Muito mais que um filme de efeito, Cabra-Cega é um filme de espírito. O espírito revolucionário, as animosidades obsessivo-ideológicas que um isolamento resulta em um idealista. Os anos de chumbo, após confronto com a polícia, Tiago (Leonardo Medeiros) é baleado, e ainda assim consegue ser resgatado por seus companheiros do aparelho. Ferido, fica escondido na casa de um arquiteto simpatizante do movimento.

Rosa (Débora Duboc) faz a ponte com a organização, além de lhe trazer informações é uma espécie de enfermeira. São semanas de enclausuramento, dias fustigantes para alguém ávido em dar sua vida pela causa. É o corpo que não cura, já sua vontade de voltar às ruas não cessa. Sua foto espalhada em cartazes pela cidade, e ele ávido em retornar à luta armada. A mente efervescente se torna sufocante, o consciente de Tiago pira, quase sai órbita. Paranóia, desconfiança, falta de equilíbrio, sua percepção é de que todos o observam, qualquer um pode delatá-lo.

A brisa oferece sensação de liberdade, em momentos como esses, uma pequena abertura na janela, e o toque do vento, no rosto, trazem o revigoramento de libertação, um momento de paz. A subida ao terraço é ainda mais poética, as mãos flutuam pelo ar, o corpo desfruta de cada instante de liberdade. Em momentos de enclausuramento é que se reconhece a importância de poder usufruir dela.

Cabra-Cega não se prende a movimentos políticos, ou discussões filosóficas, nem mesmo a denuncismo. Não que fuja desses temas, mas o filme de Toni Venturi discute o ser humano de maneira mais ampla, o espírito recluso e as explosões que dessa reclusão eclodem. Leonardo Medeiros é de uma lisura extravagante, seu revolucionário tem todas as características básicas, e ao mesmo tempo, em momento algum parece caricato. É como se sintetizasse a figura ideal do oposicionista armado contra a ditadura.

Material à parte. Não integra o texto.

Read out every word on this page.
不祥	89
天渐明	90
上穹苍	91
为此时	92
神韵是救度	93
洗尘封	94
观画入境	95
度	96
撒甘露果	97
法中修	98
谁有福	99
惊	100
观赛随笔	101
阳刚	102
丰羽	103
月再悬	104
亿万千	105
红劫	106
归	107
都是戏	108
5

Fernanda Porto é um capítulo à parte, toda a trilha musical é empregada com precisão cirúrgica, e o desfecho apocalíptico, ao som da irresistível versão de Roda Viva da cantora, é tão importante quanto a seqüência quase literal onde Construção é executada. Sim, as músicas de Chico Buarque são personagem importante da trama. Aliás, Construção é uma música altamente cinematográfica, visual que se encaixa perfeitamente ao clima de urgência da ultra-esquerda à época. Um filme de espírito, um filme de explosões, ideológicas, sentimentais, ocasionais.